June 12th, 2010 at 4:14 pm

The best explanation for base systems goes to……

(please insert your own drum roll here)

…….Karys… Yaaaayyyyy! The crowd goes wild.

Cam comes in as the runner up only because he posted half an hour after Karys, but a great explanation nonetheless.

June 13th, 2010 at 1:50 am

lol ^^

thanks Never thought that some day I would be the best explainer at something… thanks to ToM ^^

June 13th, 2010 at 8:25 am

To:

Cam; Vago; Chris; & Karys;

U guys (gals) must b a bunch of Mathematicians, Computer Gurus, & Rocket Scientists.

Thank u 4 ur educations.

Ur pointers brought up a New topic — Anybody cares to comment, pls:

We, Earthmen, use Base-10 (since we’ve 10 fingers):

* Ten is 10.

* Hundred is 10*10 = 100.

* Thousand is 10*10*10 = 1000.

Roswell Aliens use Base-12 (since they’ve 12 fingers):

* Ten is 12.

* Hundred is 12*12 = 144.

* Thousand is 12*12*12 = 1728.

* Presumably, their Ten, Eleven, & Twelve would be T, V, & W.

* Hence, their Twelve would be 1X or 10 or 1W?

Was told: Their system is more advanced & effective.

Why so? What r the advantages? What r the impacts of their nemeric system on everything else in their “world”?

(Needless to say, their computers would function differently than ours also?)

Would their Hundred-Dollar Bill show $100? Or $1XX? Or $1WW? Or $144?

(Needless to say, their Quarters would be 36 Pennies.)

Ty in advance. Gary Holmes

June 13th, 2010 at 10:12 am

Mesopotamians used base 12, based on the 12 joints on the 4 fingers of a hand. The other hand, with five fingers gave them the ability to work up to 60.

This lead to the 60 seconds/minutes and hours and 12 segments of 5 minutes to the hour.

Aliens have been here before it would seem.

Karl

June 13th, 2010 at 3:09 pm

Base 12, twelve is 10(base12). No need of a W=12 in base 12, like there is no T in base 10 if that’s what you asked.

BTW, I’m not mathematician, maybe I’d like to be one someday, but I have not finished my studies yet… xD

June 13th, 2010 at 6:15 pm

You do need T, V, W to write what we write in decimal as 10, 11 and 12. – they would be written as T, V and W respectively.

The hexadecimal system use A, B, C ,D and E to represent 10 – 15.

The reason that people sometimes propose base 12 is because it’s divisible by 2,3,4,6 and 12 and somehow think this will make division easy.

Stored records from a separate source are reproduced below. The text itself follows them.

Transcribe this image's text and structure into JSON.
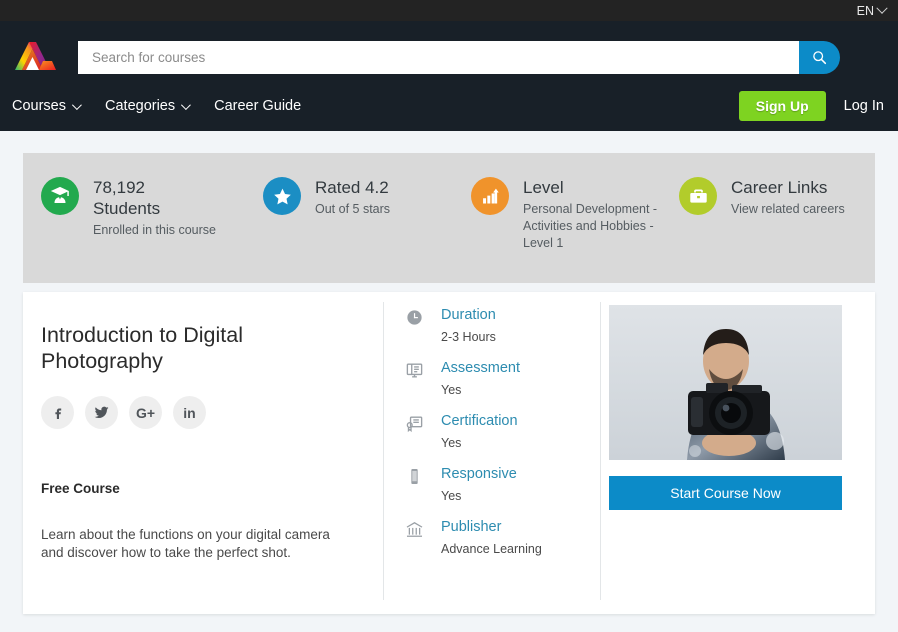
{
  "topbar": {
    "language": "EN"
  },
  "header": {
    "search": {
      "placeholder": "Search for courses",
      "value": "",
      "icon": "search-icon"
    },
    "nav": [
      {
        "label": "Courses",
        "has_caret": true
      },
      {
        "label": "Categories",
        "has_caret": true
      },
      {
        "label": "Career Guide",
        "has_caret": false
      }
    ],
    "sign_up_label": "Sign Up",
    "log_in_label": "Log In",
    "logo_name": "site-logo"
  },
  "stats": [
    {
      "icon": "graduate-cap-icon",
      "color": "#22a94e",
      "title_line1": "78,192",
      "title_line2": "Students",
      "sub": "Enrolled in this course"
    },
    {
      "icon": "star-icon",
      "color": "#1b8ec4",
      "title_line1": "Rated 4.2",
      "title_line2": "",
      "sub": "Out of 5 stars"
    },
    {
      "icon": "bar-chart-icon",
      "color": "#f0932b",
      "title_line1": "Level",
      "title_line2": "",
      "sub": "Personal Development - Activities and Hobbies - Level 1"
    },
    {
      "icon": "briefcase-icon",
      "color": "#b2cc2b",
      "title_line1": "Career Links",
      "title_line2": "",
      "sub": "View related careers"
    }
  ],
  "course": {
    "title": "Introduction to Digital Photography",
    "socials": [
      {
        "name": "facebook-icon",
        "label": "f"
      },
      {
        "name": "twitter-icon",
        "label": "t"
      },
      {
        "name": "google-plus-icon",
        "label": "G+"
      },
      {
        "name": "linkedin-icon",
        "label": "in"
      }
    ],
    "price_label": "Free Course",
    "description": "Learn about the functions on your digital camera and discover how to take the perfect shot.",
    "details": [
      {
        "icon": "clock-icon",
        "label": "Duration",
        "value": "2-3 Hours"
      },
      {
        "icon": "assessment-icon",
        "label": "Assessment",
        "value": "Yes"
      },
      {
        "icon": "certificate-icon",
        "label": "Certification",
        "value": "Yes"
      },
      {
        "icon": "mobile-icon",
        "label": "Responsive",
        "value": "Yes"
      },
      {
        "icon": "bank-icon",
        "label": "Publisher",
        "value": "Advance Learning"
      }
    ],
    "image_alt": "man holding a camera in outstretched hand",
    "start_button_label": "Start Course Now"
  },
  "colors": {
    "header_bg": "#182028",
    "topbar_bg": "#232323",
    "accent_blue": "#0c8bc8",
    "accent_green": "#7ed321",
    "link_teal": "#2d8cb0",
    "stats_bg": "#d9d9d9",
    "page_bg": "#f2f5f8"
  }
}
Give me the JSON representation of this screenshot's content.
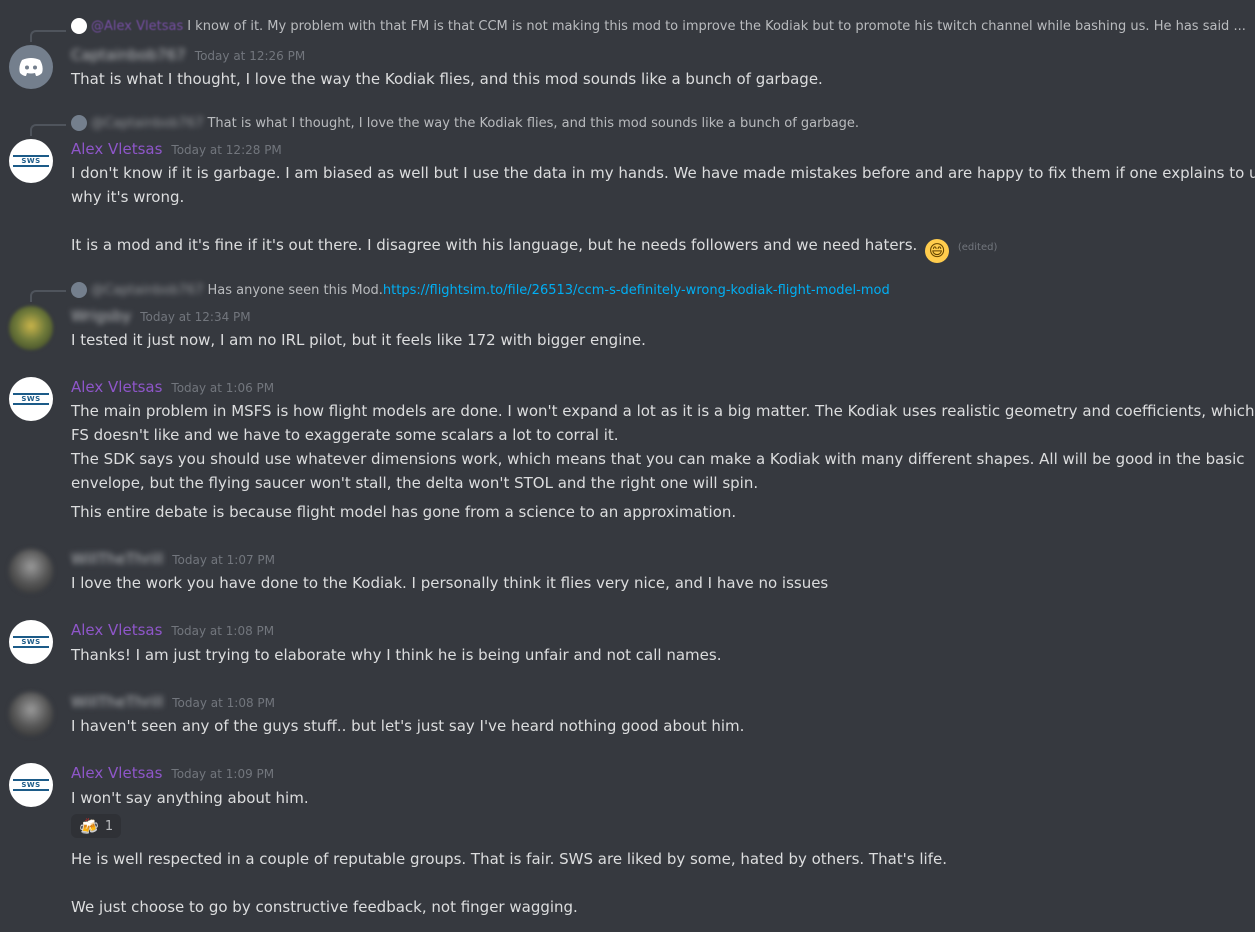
{
  "messages": [
    {
      "reply": {
        "author": "@Alex Vletsas",
        "text": "I know of it. My problem with that FM is that CCM is not making this mod to improve the Kodiak but to promote his twitch channel while bashing us. He has said ..."
      },
      "author": "Captainbob767",
      "time": "Today at 12:26 PM",
      "lines": [
        "That is what I thought, I love the way the Kodiak flies, and this mod sounds like a bunch of garbage."
      ]
    },
    {
      "reply": {
        "author": "@Captainbob767",
        "text": "That is what I thought, I love the way the Kodiak flies, and this mod sounds like a bunch of garbage."
      },
      "author": "Alex Vletsas",
      "time": "Today at 12:28 PM",
      "lines": [
        "I don't know if it is garbage. I am biased as well but I use the data in my hands. We have made mistakes before and are happy to fix them if one explains to us",
        "why it's wrong.",
        "It is a mod and it's fine if it's out there. I disagree with his language, but he needs followers and we need haters."
      ],
      "emoji": "😄",
      "edited": "(edited)"
    },
    {
      "reply": {
        "author": "@Captainbob767",
        "text": "Has anyone seen this Mod.",
        "link": "https://flightsim.to/file/26513/ccm-s-definitely-wrong-kodiak-flight-model-mod"
      },
      "author": "Wrigsby",
      "time": "Today at 12:34 PM",
      "lines": [
        "I tested it just now, I am no IRL pilot, but it feels like 172 with bigger engine."
      ]
    },
    {
      "author": "Alex Vletsas",
      "time": "Today at 1:06 PM",
      "lines": [
        "The main problem in MSFS is how flight models are done. I won't expand a lot as it is a big matter. The Kodiak uses realistic geometry and coefficients, which",
        "FS doesn't like and we have to exaggerate some scalars a lot to corral it.",
        "The SDK says you should use whatever dimensions work, which means that you can make a Kodiak with many different shapes. All will be good in the basic",
        "envelope, but the flying saucer won't stall, the delta won't STOL and the right one will spin.",
        "This entire debate is because flight model has gone from a science to an approximation."
      ]
    },
    {
      "author": "WillTheThrill",
      "time": "Today at 1:07 PM",
      "lines": [
        "I love the work you have done to the Kodiak. I personally think it flies very nice, and I have no issues"
      ]
    },
    {
      "author": "Alex Vletsas",
      "time": "Today at 1:08 PM",
      "lines": [
        "Thanks! I am just trying to elaborate why I think he is being unfair and not call names."
      ]
    },
    {
      "author": "WillTheThrill",
      "time": "Today at 1:08 PM",
      "lines": [
        "I haven't seen any of the guys stuff.. but let's just say I've heard nothing good about him."
      ]
    },
    {
      "author": "Alex Vletsas",
      "time": "Today at 1:09 PM",
      "lines": [
        "I won't say anything about him.",
        "He is well respected in a couple of reputable groups. That is fair. SWS are liked by some, hated by others. That's life.",
        "We just choose to go by constructive feedback, not finger wagging."
      ],
      "reaction": {
        "emoji": "🍻",
        "count": "1"
      }
    }
  ],
  "logo_text": "SWS",
  "colors": {
    "background": "#36393f",
    "author": "#8e56c9",
    "link": "#00aff4",
    "text": "#dcddde"
  }
}
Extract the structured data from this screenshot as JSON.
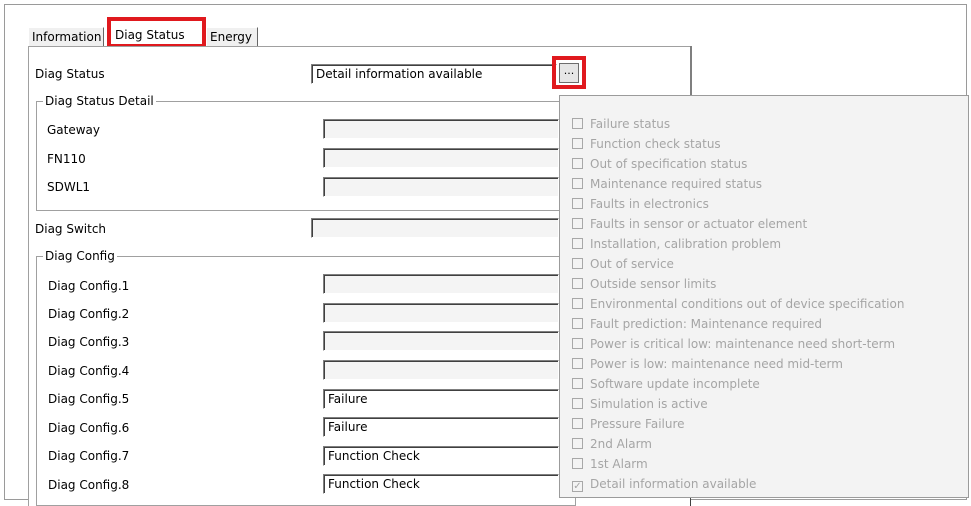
{
  "tabs": [
    {
      "label": "Information"
    },
    {
      "label": "Diag Status"
    },
    {
      "label": "Energy"
    }
  ],
  "diag_status": {
    "label": "Diag Status",
    "value": "Detail information available",
    "button_label": "..."
  },
  "diag_status_detail": {
    "title": "Diag Status Detail",
    "rows": [
      {
        "label": "Gateway",
        "value": ""
      },
      {
        "label": "FN110",
        "value": ""
      },
      {
        "label": "SDWL1",
        "value": ""
      }
    ]
  },
  "diag_switch": {
    "label": "Diag Switch",
    "value": ""
  },
  "diag_config": {
    "title": "Diag Config",
    "rows": [
      {
        "label": "Diag Config.1",
        "value": ""
      },
      {
        "label": "Diag Config.2",
        "value": ""
      },
      {
        "label": "Diag Config.3",
        "value": ""
      },
      {
        "label": "Diag Config.4",
        "value": ""
      },
      {
        "label": "Diag Config.5",
        "value": "Failure"
      },
      {
        "label": "Diag Config.6",
        "value": "Failure"
      },
      {
        "label": "Diag Config.7",
        "value": "Function Check"
      },
      {
        "label": "Diag Config.8",
        "value": "Function Check"
      }
    ]
  },
  "detail_list": [
    {
      "label": "Failure status",
      "checked": false
    },
    {
      "label": "Function check status",
      "checked": false
    },
    {
      "label": "Out of specification status",
      "checked": false
    },
    {
      "label": "Maintenance required status",
      "checked": false
    },
    {
      "label": "Faults in electronics",
      "checked": false
    },
    {
      "label": "Faults in sensor or actuator element",
      "checked": false
    },
    {
      "label": "Installation, calibration problem",
      "checked": false
    },
    {
      "label": "Out of service",
      "checked": false
    },
    {
      "label": "Outside sensor limits",
      "checked": false
    },
    {
      "label": "Environmental conditions out of device specification",
      "checked": false
    },
    {
      "label": "Fault prediction: Maintenance required",
      "checked": false
    },
    {
      "label": "Power is critical low: maintenance need short-term",
      "checked": false
    },
    {
      "label": "Power is low: maintenance need mid-term",
      "checked": false
    },
    {
      "label": "Software update incomplete",
      "checked": false
    },
    {
      "label": "Simulation is active",
      "checked": false
    },
    {
      "label": "Pressure Failure",
      "checked": false
    },
    {
      "label": "2nd Alarm",
      "checked": false
    },
    {
      "label": "1st Alarm",
      "checked": false
    },
    {
      "label": "Detail information available",
      "checked": true
    }
  ],
  "highlight_color": "#e0191e"
}
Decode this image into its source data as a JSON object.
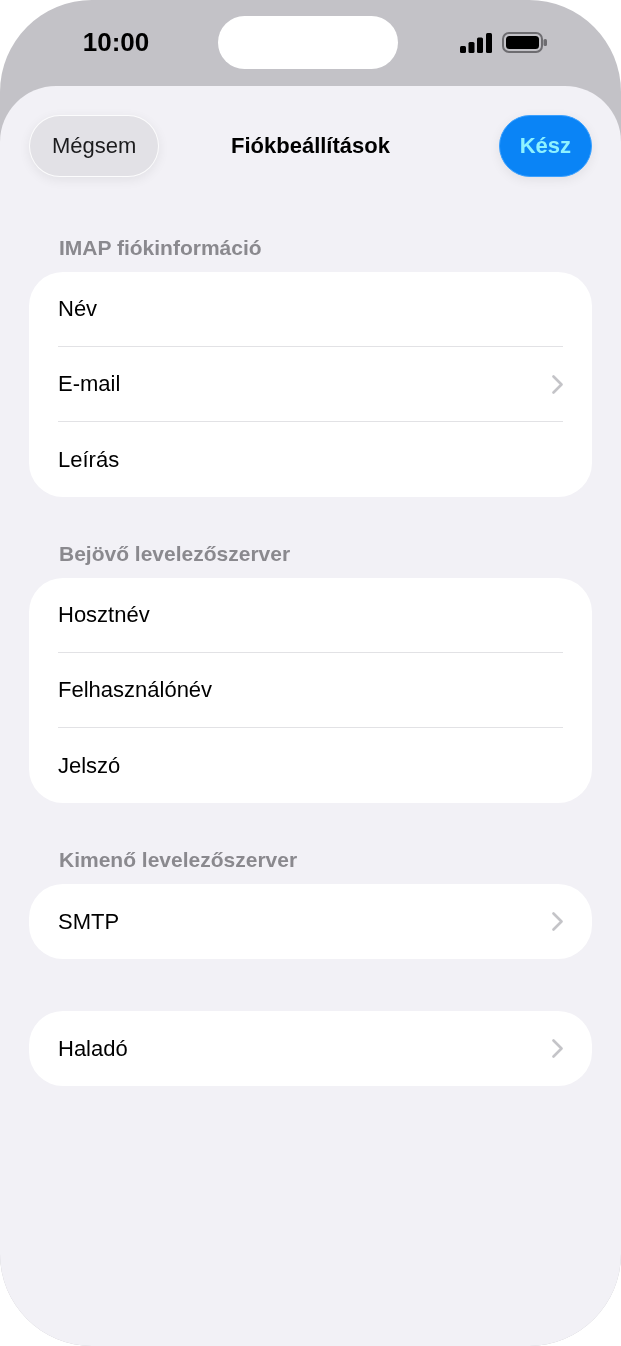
{
  "status_bar": {
    "time": "10:00"
  },
  "nav": {
    "cancel": "Mégsem",
    "title": "Fiókbeállítások",
    "done": "Kész"
  },
  "sections": [
    {
      "header": "IMAP fiókinformáció",
      "rows": [
        {
          "label": "Név",
          "chevron": false
        },
        {
          "label": "E-mail",
          "chevron": true
        },
        {
          "label": "Leírás",
          "chevron": false
        }
      ]
    },
    {
      "header": "Bejövő levelezőszerver",
      "rows": [
        {
          "label": "Hosztnév",
          "chevron": false
        },
        {
          "label": "Felhasználónév",
          "chevron": false
        },
        {
          "label": "Jelszó",
          "chevron": false
        }
      ]
    },
    {
      "header": "Kimenő levelezőszerver",
      "rows": [
        {
          "label": "SMTP",
          "chevron": true
        }
      ]
    },
    {
      "rows": [
        {
          "label": "Haladó",
          "chevron": true
        }
      ]
    }
  ]
}
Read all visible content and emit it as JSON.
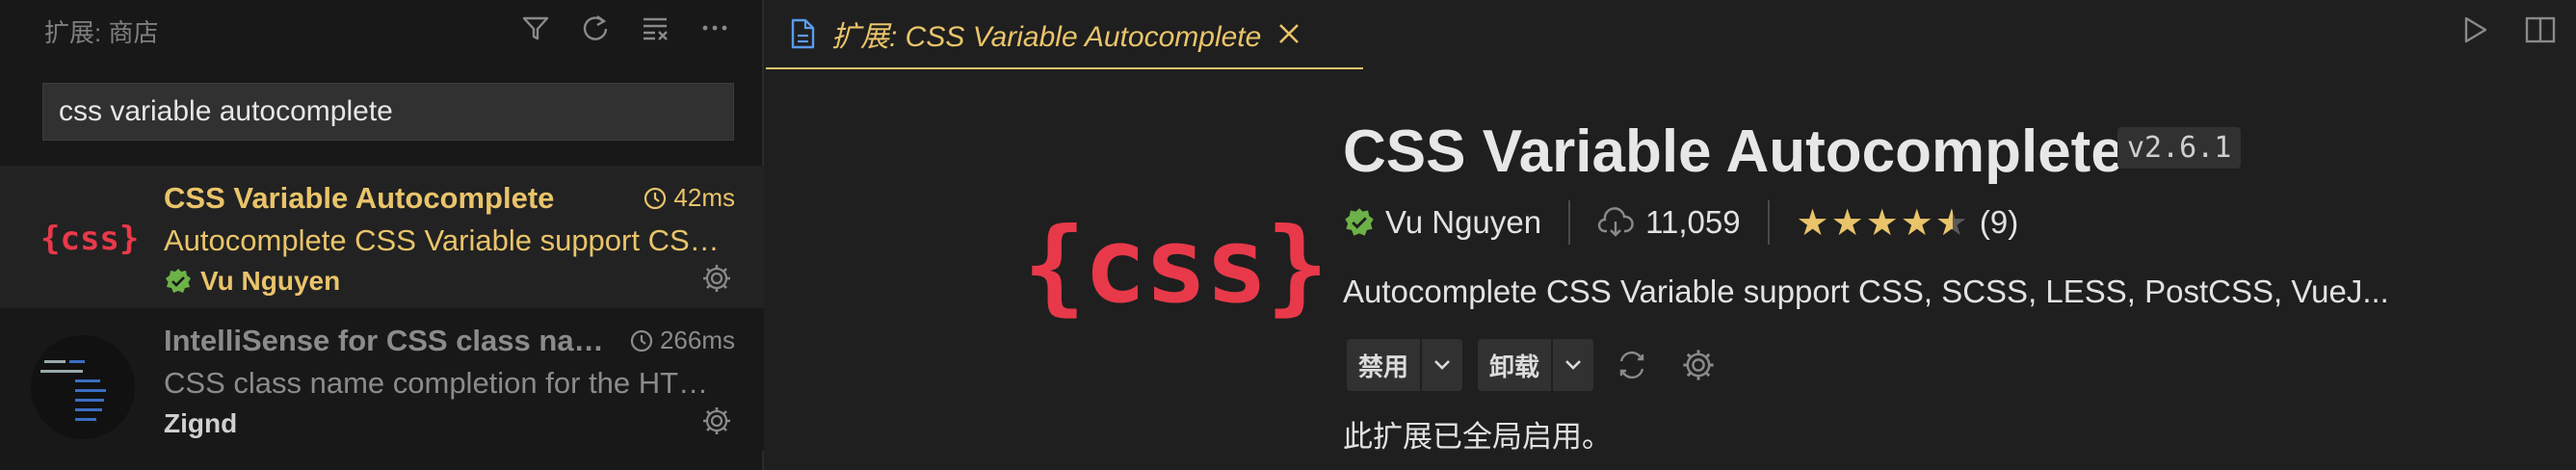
{
  "sidebar": {
    "title": "扩展: 商店",
    "actions": [
      "filter-icon",
      "refresh-icon",
      "clear-icon",
      "more-icon"
    ],
    "search": {
      "value": "css variable autocomplete"
    },
    "items": [
      {
        "name": "CSS Variable Autocomplete",
        "description": "Autocomplete CSS Variable support CSS, SCSS, LESS, PostCSS, VueJS",
        "publisher": "Vu Nguyen",
        "time": "42ms",
        "icon_text": "{css}",
        "verified": true
      },
      {
        "name": "IntelliSense for CSS class names in HTML",
        "description": "CSS class name completion for the HTML class attribute",
        "publisher": "Zignd",
        "time": "266ms",
        "verified": false
      }
    ]
  },
  "tab": {
    "title": "扩展: CSS Variable Autocomplete"
  },
  "detail": {
    "logo_text": "{css}",
    "name": "CSS Variable Autocomplete",
    "version": "v2.6.1",
    "publisher": "Vu Nguyen",
    "installs": "11,059",
    "rating_stars": 4.5,
    "rating_count": "(9)",
    "description": "Autocomplete CSS Variable support CSS, SCSS, LESS, PostCSS, VueJ...",
    "buttons": {
      "disable": "禁用",
      "uninstall": "卸载"
    },
    "status": "此扩展已全局启用。"
  },
  "colors": {
    "accent": "#e9c46a",
    "css_red": "#e8394a",
    "verified_green": "#6cb248"
  }
}
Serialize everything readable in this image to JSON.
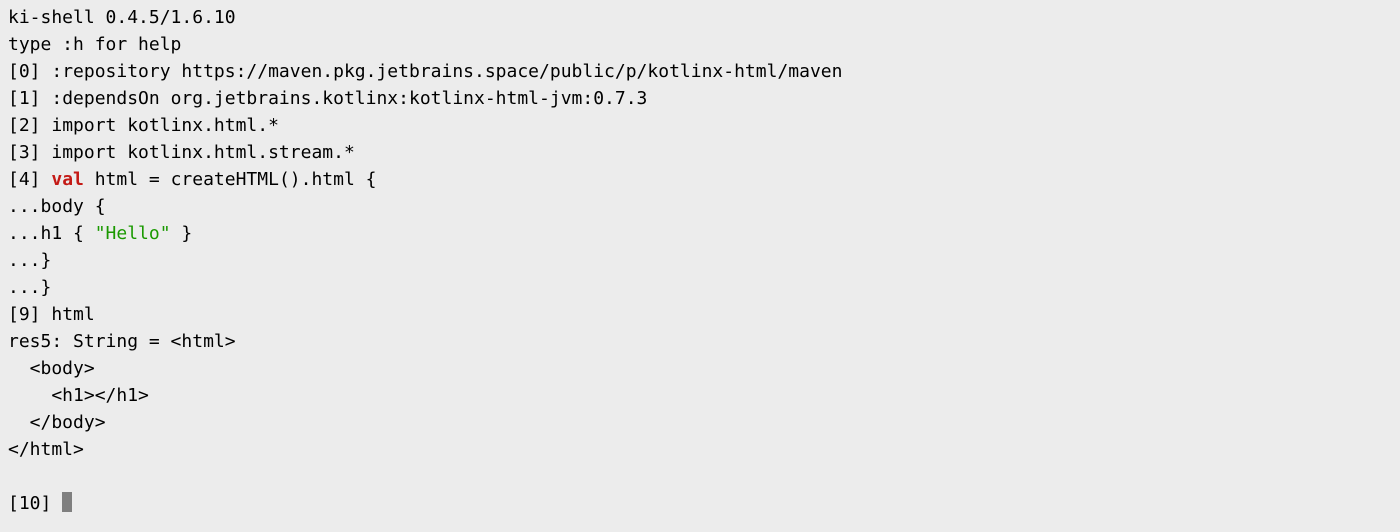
{
  "header": {
    "version": "ki-shell 0.4.5/1.6.10",
    "help": "type :h for help"
  },
  "lines": {
    "l0_prefix": "[0] ",
    "l0_cmd": ":repository https://maven.pkg.jetbrains.space/public/p/kotlinx-html/maven",
    "l1_prefix": "[1] ",
    "l1_cmd": ":dependsOn org.jetbrains.kotlinx:kotlinx-html-jvm:0.7.3",
    "l2_prefix": "[2] ",
    "l2_cmd": "import kotlinx.html.*",
    "l3_prefix": "[3] ",
    "l3_cmd": "import kotlinx.html.stream.*",
    "l4_prefix": "[4] ",
    "l4_kw": "val",
    "l4_rest": " html = createHTML().html {",
    "l5_prefix": "...",
    "l5_cmd": "body {",
    "l6_prefix": "...",
    "l6_pre": "h1 { ",
    "l6_str": "\"Hello\"",
    "l6_post": " }",
    "l7_prefix": "...",
    "l7_cmd": "}",
    "l8_prefix": "...",
    "l8_cmd": "}",
    "l9_prefix": "[9] ",
    "l9_cmd": "html"
  },
  "result": {
    "r1": "res5: String = <html>",
    "r2": "  <body>",
    "r3": "    <h1></h1>",
    "r4": "  </body>",
    "r5": "</html>"
  },
  "prompt": {
    "prefix": "[10] "
  }
}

You have just as much work to do to calculate 12345/678 whatever base you choose.

However, due to obvious technical difficulties, base 2 is used by most computers to perform calculations. Base 2 only requires 0 and 1 to represent numbers.

June 14th, 2010 at 4:29 am

Ooops again. Too tired last night, Karys is right, no W for 12.